The best tapas in Barcelona? Born’s Casa Delfin is a contender


Like London, New York, and Paris, Barcelona is rightly renowned for its food culture, though visitors could be forgiven if they struggled to get their heads around the sheer mass of eateries in the city.

The tapas bars in particular risk looking a bit identikit after while, and it’s absolutely worth doing some research if you’re planning a visit – Time Out’s Barcelona city guide is particularly exhaustive. One superb place I found to start on a recent trip to the enchanting Catalan city was the Born district, which locals uniformly recomendended as the best jumping off point.
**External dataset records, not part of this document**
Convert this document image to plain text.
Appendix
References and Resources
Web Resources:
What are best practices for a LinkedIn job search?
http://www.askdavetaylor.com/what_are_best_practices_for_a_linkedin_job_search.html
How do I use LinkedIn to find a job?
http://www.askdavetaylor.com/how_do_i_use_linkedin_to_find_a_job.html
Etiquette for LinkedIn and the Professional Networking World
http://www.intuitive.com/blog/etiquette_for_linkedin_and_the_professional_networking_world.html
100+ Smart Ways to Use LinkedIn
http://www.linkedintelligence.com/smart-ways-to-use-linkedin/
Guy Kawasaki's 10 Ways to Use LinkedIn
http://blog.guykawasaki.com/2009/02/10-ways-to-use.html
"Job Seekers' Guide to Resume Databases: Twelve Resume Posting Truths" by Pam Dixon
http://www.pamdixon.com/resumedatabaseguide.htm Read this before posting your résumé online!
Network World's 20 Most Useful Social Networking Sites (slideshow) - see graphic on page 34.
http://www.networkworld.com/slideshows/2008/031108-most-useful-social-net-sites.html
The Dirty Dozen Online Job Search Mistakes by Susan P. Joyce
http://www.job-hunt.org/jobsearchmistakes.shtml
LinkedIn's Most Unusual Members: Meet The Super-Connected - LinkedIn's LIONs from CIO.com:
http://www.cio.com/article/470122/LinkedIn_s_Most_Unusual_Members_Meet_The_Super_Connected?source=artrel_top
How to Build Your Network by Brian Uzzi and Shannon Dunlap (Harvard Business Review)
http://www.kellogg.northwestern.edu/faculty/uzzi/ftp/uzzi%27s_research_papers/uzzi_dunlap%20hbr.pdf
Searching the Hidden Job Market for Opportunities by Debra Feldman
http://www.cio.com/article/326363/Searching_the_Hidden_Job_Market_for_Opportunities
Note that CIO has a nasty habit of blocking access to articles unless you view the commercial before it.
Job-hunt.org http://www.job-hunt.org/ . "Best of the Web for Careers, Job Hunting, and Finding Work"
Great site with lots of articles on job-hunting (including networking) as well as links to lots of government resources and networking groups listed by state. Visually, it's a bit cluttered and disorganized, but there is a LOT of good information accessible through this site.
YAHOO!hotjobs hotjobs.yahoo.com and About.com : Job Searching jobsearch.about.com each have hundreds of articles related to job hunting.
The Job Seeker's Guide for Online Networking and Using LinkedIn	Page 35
There, maze-like streets were dotted with more than their fair share of bars and restaurants, the best of which was without question Casa Delfin (Passeig del Born, 36). Injecting a touch of class into staple dishes, their marinated anchovies were the standout dish of the entire trip for me, while a fresh tomato salad came liberally flecked with Ortiz tuna. Another standout dish was the Iberico ham, which was melt-in-the-mouth soft and boasted perfect saline pungency to offset its subtle sweetness. Rounding out the deal is a superb outdoor terrace for the warmer weather which, realistically, rarely seem to cease in Spain.
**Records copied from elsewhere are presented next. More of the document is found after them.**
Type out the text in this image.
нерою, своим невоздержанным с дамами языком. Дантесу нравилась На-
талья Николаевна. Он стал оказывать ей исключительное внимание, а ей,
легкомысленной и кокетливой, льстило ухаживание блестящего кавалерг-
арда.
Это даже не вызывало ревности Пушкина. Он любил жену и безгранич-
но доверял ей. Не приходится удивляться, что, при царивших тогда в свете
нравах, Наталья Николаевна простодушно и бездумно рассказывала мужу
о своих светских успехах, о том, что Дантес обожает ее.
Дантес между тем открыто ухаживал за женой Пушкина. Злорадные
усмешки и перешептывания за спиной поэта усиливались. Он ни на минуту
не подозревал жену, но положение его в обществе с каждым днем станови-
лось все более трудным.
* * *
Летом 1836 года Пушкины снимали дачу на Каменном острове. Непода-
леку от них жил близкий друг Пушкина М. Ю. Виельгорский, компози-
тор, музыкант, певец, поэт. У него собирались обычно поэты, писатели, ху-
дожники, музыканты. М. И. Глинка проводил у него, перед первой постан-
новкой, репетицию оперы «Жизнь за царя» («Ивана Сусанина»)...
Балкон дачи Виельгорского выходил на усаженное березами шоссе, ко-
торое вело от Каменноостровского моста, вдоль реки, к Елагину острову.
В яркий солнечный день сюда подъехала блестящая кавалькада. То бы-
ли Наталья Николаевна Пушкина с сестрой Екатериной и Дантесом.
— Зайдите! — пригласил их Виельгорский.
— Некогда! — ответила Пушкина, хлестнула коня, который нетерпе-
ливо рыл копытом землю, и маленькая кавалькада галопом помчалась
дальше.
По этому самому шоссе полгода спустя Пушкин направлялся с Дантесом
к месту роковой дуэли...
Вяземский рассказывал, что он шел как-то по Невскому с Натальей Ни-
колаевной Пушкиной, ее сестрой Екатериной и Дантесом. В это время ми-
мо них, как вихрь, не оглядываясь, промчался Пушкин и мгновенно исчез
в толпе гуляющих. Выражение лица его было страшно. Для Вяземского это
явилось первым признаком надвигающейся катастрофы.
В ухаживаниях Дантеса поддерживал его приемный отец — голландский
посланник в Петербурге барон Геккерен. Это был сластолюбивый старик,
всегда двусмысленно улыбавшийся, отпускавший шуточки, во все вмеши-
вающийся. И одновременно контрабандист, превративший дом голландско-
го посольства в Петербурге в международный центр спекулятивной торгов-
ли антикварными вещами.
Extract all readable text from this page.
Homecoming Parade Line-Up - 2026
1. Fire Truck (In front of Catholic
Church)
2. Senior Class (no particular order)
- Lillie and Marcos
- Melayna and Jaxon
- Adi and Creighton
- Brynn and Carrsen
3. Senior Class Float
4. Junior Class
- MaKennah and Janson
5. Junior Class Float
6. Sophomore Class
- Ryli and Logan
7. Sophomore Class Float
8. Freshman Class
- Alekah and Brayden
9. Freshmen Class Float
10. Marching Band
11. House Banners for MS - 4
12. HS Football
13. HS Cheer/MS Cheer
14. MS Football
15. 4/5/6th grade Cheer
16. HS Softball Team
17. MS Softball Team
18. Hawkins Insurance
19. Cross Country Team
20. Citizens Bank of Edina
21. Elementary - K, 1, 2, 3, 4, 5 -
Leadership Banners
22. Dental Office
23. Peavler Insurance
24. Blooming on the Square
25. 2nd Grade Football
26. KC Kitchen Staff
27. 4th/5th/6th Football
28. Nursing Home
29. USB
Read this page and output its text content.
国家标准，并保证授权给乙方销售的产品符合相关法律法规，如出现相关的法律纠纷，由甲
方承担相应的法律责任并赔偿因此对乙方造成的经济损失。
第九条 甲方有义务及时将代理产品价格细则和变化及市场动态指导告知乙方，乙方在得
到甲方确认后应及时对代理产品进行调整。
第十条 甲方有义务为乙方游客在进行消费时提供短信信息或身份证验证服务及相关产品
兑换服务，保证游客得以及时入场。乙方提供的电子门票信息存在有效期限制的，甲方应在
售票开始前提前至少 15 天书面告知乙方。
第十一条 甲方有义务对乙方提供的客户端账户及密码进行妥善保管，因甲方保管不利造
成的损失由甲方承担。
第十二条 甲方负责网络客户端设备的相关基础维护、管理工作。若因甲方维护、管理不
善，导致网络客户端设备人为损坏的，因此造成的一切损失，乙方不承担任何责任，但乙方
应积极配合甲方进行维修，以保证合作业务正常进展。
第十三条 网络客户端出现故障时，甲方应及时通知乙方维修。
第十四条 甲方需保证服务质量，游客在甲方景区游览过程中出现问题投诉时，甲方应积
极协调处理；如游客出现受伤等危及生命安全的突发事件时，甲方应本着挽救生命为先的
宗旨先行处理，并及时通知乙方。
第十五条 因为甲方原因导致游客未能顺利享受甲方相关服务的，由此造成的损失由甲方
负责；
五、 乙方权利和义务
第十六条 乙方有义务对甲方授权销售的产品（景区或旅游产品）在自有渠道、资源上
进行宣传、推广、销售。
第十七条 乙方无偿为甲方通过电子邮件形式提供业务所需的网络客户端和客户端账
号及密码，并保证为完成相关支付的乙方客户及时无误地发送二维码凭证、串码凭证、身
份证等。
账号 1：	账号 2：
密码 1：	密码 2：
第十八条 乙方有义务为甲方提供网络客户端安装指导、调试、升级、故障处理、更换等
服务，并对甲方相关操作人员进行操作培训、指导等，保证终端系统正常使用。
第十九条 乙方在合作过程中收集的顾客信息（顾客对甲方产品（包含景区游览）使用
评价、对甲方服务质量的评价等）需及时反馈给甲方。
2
Just over the road, La Taverna del Born (Passeig del Born, 27) is another good bet, offering commendable takes on tapas classics like gambas al ajillo, Padrón peppers, ham and cheese croquetas (though none that I tried in Spain can touch Brindisa’s version), patatas bravas and a personal favourite, bacalao, which arrives at La Taverna drizzled with a punchy, tapenade-style sauce. They also do a pretty mean gilda, a bar snack or pinto that combines a pickled chilli with an olive and an anchovy – Londoners, they do a similarly splendid version at the inimitable Morito in Exmouth Market. If your night rambles on a bit and you’re in need of late night sustenance there’s a few late-opening places on the way to the stunning Plaça Reial, the best of which is the rapidly expanding falafel chain, Maoz (Carrer de Ferran, 13) which never fails to do the trick.


Speaking of rambling, if you do happen to find yourself around La Rambla and – let’s be honest – most tourists will, you needn’t despair. The Woki Organic Market (C/ Carders, 6) is a kind of Catalan Whole Foods, combining a bespoke supermarket with an open kitchen. The dining experiencing is, fortunately, far superior to the US-based supermarket giant, whose food courts and over-stocked salad bars make me despair. Woki doesn’t get many marks for culinary authenticity, with its expansive menu running the gauntlet from tapas to noodles and burgers. With minimalist, jumble sale decor, it’s a deliberately on-trend type of place, but my colleague and I were reasonably impressed having opted to go the patty route.


It’s unlikely to be a “Top Five…” Barcelona burger – the meat was a fair bit under seasoned, there was too much lettuce, and the decision to cut a hole in the middle of the top bun to show off the egg was foolhardy – but they got the cook time spot on and that’s always half the battle for me. As accompaniments, the patatas bravas were far superior to the traditional French fries, which were vastly undercooked – I’m told this is something of a habit in Spain – and a side salad was competent if far from revolutionary.


Given its prime location in tourist trap central, Woki could get away with absolute murder, but overall it was an enjoyable experience. It’s also worth noting that there’s a sizeable selection of vegan options, and locals seemed especially enthused about the attractive bakery section of the supermarket, as well stocking up on their soy milk, quinoa, and various other über-healthy bits. Woki probably won’t take over the world à la Whole Foods, but that’s not to say it wouldn’t be a more than deserving rival.